Attack rates, hospital AGPs and the relative protection of face masks

Interestingly I found a paper on real-world  SARS infection rates for acute care nursing staff performing medical AGPs (Loeb et al., 2004). The infection rate with SARs according to consistently used FFP2 respirators was 13%, and for surgical masks it was 25%, with inconsistent use this rose to 56%. Combining this data with the updated prevalence data we can model the revised infection natural frequencies (see Table 1.).

Table 1. Face mask protection model

Mask usage Infection rate Protection factor Infection risk
Base rate 100% 1.0 1:3330
Inconsistent mask usage 56% 1.7 1:5661
Surgical face mask 25% 4.0 1:13320
FFP2 13% 7.7 1:25641


The problem now is that when the data is placed into an apriori power calculator (G*Power 3.19.2) with an error probability is 0.05 and power (1-beta error probability) of 0.8 one will need a total sample size of 1087610 to test mask effectiveness.

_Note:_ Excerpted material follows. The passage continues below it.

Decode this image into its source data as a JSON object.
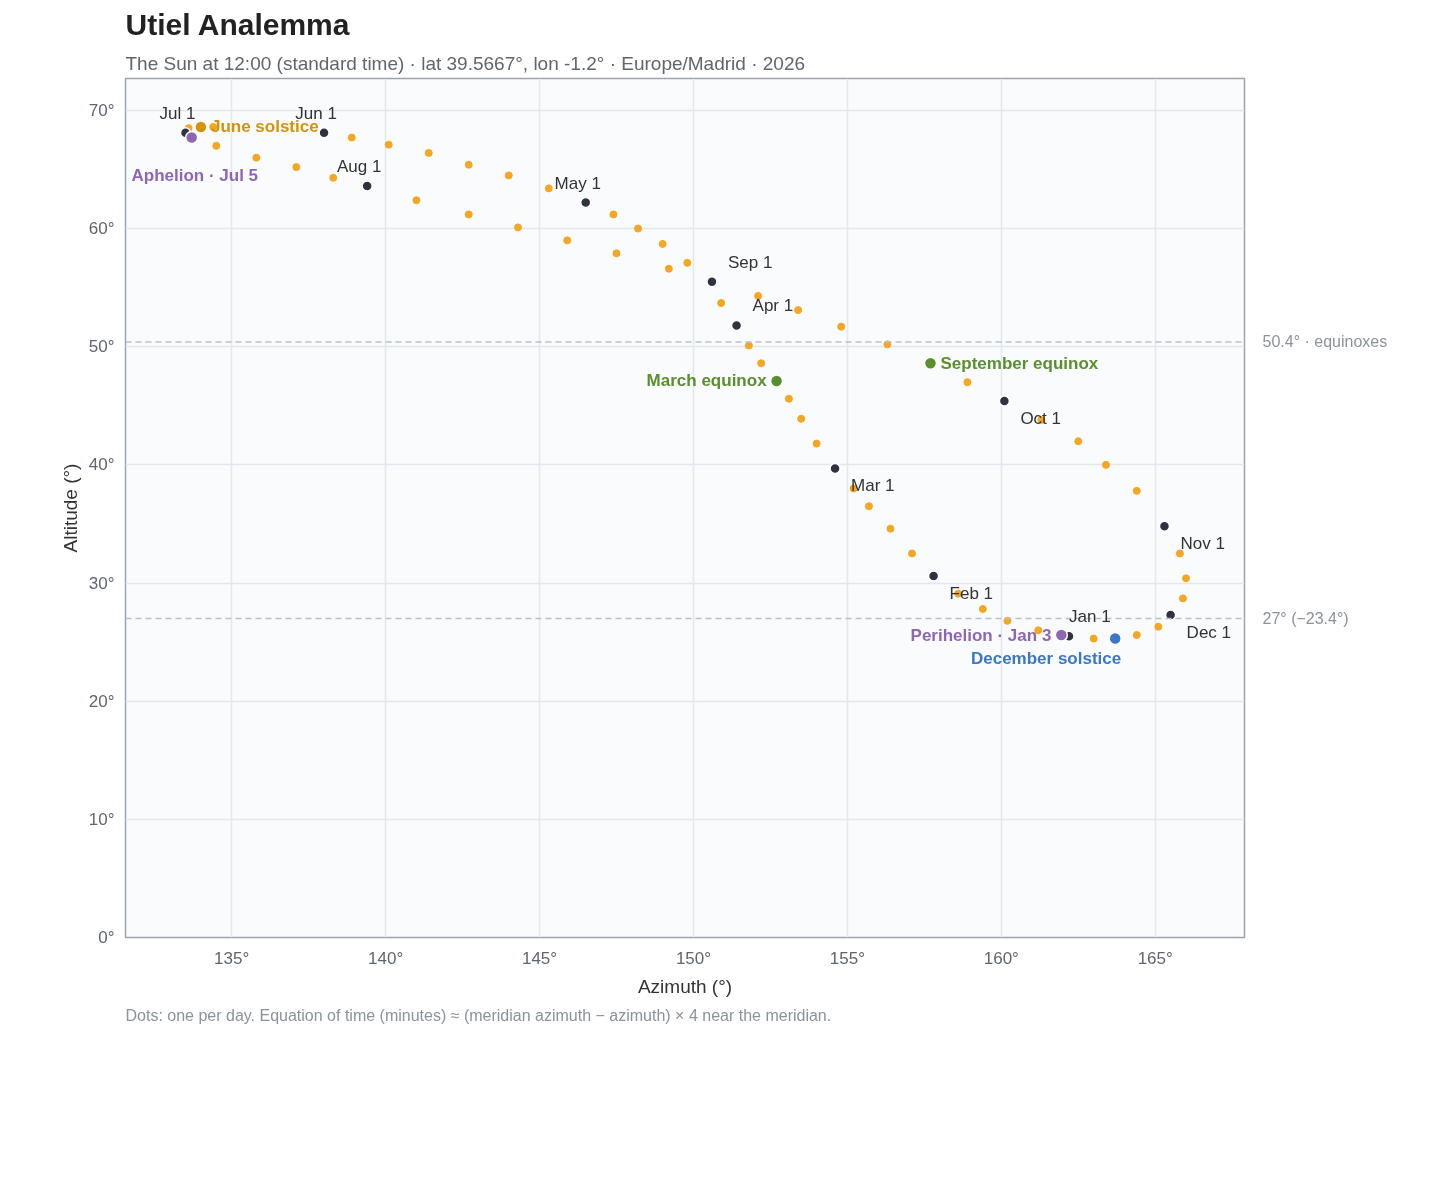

The prevalence of Covid-19 in the population has changed dramatically over the past three weeks, this will have knock on effects regarding the real-world exposure risks of clinical staff to Covid-19 and the application of the advice given in the current SOPs. Clinicians need to be aware of the high failure rates in the true protection offered from properly fit tested FFP2 and FFP3 masks, and as the risk status drops the clinical benefit of these respirator mask  will be harder to detect.


BDA. 2020. RETURNING TO FACE-TO-FACE CARE [Online]. Available: [Accessed].

FGDP. 2020. Implications of COVID-19 for the safe management of general dental practice A practical guide [Online]. Available: [Accessed].

HERRON, J. B. T., KUHT, J. A., HUSSAIN, A. Z., GENS, K. K. & GILLIAM, A. D. 2019. Do theatre staff use face masks in accordance with the manufacturers’ guidelines of use? J Infect Prev, 20, 99-106.

HSE. 2015. Review of fit test pass criteria for Filtering Facepieces Class 3 (FFP3) Respirators [Online]. Available: [Accessed].

LOEB, M., MCGEER, A., HENRY, B., OFNER, M., ROSE, D., HLYWKA, T., LEVIE, J., MCQUEEN, J., SMITH, S. & MOSS, L. 2004. SARS among critical care nurses, Toronto. Emerging infectious diseases, 10, 251.

OCDOE. 2020. Standard operating procedure transition to recovery [Online]. Available: [Accessed].

ONS. 2020. Coronavirus (COVID-19) Infection Survey pilot: 5 June 2020 [Online]. Available: [Accessed].